The sanctions also target Shanghai Qianye Energy Co., Ltd., a China-based company Treasury said was controlled by Mihandoust.
In addition to the trading network, OFAC designated six LPG tankers and their associated owners and operators. The vessels include MD 23, Glendale, Amir Gas, Gas Lagoon, Mile, and Gaz GMS, which Treasury alleges collectively transported millions of barrels of Iranian LPG over several years.
The Treasury also sanctioned Iranian exchange house Mehrdad Geramian Nik and Partners Company and its leadership, accusing the firm of moving hundreds of millions of dollars in foreign currency on behalf of sanctioned Iranian banks including Bank Tejarat, Bank Mellat, and Bank Pasargad.

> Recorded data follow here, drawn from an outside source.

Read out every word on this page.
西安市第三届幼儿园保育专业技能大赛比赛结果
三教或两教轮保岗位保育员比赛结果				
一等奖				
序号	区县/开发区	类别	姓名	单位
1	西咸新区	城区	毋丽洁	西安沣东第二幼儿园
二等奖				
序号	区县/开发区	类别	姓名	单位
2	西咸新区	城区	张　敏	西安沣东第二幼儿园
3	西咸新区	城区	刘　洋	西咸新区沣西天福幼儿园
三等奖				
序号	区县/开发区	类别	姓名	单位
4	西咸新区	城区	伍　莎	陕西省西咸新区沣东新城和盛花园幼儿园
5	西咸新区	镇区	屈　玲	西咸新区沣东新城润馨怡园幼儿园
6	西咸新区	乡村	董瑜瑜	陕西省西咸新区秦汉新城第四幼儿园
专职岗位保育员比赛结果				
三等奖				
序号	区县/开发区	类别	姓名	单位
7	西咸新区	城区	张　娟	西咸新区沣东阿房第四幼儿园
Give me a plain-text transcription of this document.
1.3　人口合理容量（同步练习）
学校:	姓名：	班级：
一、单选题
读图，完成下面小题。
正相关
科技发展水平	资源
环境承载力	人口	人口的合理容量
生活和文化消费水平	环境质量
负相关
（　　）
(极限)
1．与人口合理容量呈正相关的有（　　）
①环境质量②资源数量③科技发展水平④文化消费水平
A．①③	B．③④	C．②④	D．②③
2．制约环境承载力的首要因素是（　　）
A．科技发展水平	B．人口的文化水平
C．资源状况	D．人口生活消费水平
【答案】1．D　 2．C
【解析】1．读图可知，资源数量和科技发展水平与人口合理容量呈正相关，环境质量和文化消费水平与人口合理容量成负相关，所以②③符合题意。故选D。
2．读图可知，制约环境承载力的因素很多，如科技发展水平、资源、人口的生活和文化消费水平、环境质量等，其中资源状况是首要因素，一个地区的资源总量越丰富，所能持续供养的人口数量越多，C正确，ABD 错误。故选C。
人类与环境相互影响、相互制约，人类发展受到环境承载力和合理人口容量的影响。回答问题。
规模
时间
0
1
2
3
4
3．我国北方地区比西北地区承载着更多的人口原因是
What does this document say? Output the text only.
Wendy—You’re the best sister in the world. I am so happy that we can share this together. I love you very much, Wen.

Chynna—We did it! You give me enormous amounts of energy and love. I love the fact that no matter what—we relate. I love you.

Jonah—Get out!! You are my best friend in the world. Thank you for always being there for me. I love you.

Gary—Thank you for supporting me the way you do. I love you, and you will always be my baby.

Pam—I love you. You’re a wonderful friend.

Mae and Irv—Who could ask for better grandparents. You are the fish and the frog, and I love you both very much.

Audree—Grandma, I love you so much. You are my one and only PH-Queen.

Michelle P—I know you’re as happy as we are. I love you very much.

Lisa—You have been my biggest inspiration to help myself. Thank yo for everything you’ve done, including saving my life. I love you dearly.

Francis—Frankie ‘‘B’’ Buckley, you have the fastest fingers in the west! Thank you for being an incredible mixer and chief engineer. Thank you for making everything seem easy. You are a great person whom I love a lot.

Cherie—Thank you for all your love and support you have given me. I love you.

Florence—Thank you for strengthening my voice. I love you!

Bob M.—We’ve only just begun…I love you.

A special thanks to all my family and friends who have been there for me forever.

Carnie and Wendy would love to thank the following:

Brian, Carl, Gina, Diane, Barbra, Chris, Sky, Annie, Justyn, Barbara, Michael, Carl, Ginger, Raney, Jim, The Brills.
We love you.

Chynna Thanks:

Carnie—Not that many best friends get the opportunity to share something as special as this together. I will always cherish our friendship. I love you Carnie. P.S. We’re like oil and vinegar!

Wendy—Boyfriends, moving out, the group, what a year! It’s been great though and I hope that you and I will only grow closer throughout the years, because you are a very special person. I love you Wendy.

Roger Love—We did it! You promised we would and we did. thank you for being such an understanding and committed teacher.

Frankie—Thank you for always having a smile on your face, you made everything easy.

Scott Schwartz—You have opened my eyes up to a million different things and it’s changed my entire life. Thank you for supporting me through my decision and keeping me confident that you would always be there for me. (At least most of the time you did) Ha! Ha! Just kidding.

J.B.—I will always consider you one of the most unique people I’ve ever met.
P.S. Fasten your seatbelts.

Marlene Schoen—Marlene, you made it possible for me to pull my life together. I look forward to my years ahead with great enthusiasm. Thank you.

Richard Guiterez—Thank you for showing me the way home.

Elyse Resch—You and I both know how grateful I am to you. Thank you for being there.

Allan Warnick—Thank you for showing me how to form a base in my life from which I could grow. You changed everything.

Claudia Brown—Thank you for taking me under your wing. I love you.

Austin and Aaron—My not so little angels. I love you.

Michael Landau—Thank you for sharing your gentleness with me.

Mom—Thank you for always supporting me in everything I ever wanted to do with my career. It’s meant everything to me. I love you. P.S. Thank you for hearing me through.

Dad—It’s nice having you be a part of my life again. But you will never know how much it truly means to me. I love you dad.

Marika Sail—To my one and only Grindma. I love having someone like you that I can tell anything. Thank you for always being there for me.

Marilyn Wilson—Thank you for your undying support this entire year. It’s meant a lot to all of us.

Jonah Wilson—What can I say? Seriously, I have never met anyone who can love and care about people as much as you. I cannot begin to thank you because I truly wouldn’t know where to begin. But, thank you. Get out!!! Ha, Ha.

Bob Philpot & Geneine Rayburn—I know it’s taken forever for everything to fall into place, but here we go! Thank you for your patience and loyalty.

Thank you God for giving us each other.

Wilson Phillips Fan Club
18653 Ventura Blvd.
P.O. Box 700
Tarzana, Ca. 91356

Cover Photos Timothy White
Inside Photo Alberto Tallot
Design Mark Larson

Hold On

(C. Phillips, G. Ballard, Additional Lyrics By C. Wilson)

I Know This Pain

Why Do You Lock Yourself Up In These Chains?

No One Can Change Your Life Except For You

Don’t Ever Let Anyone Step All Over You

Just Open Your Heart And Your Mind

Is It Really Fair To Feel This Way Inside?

Treasury said the exchange house formed part of Iran’s broader “shadow banking” system, which uses overseas shell companies, intermediaries, and foreign accounts to facilitate international transactions while obscuring ties to sanctioned Iranian entities.
The latest sanctions form part of the administration’s “Economic Fury” campaign, a maximum-pressure effort aimed at restricting Iran’s ability to generate and move revenue from oil, gas, petrochemical, and financial activities.
The sanctions also underscore the growing role of maritime enforcement in U.S. policy toward Iran. Since April, U.S. military forces have conducted multiple interdictions of sanctioned tankers and expanded operations beyond the Persian Gulf into the wider Indian Ocean as part of efforts to enforce restrictions on Iranian energy exports.
The State Department said the United States would continue to pursue companies, vessels, and financial institutions that facilitate sanctions evasion.
“These sanctions are part of the Administration’s Economic Fury campaign, which maintains maximum pressure on the Iranian regime and disrupts its ability to generate revenue for weapons development, support for terrorist proxies, and regional aggression,” State Department spokesperson Tommy Pigott said.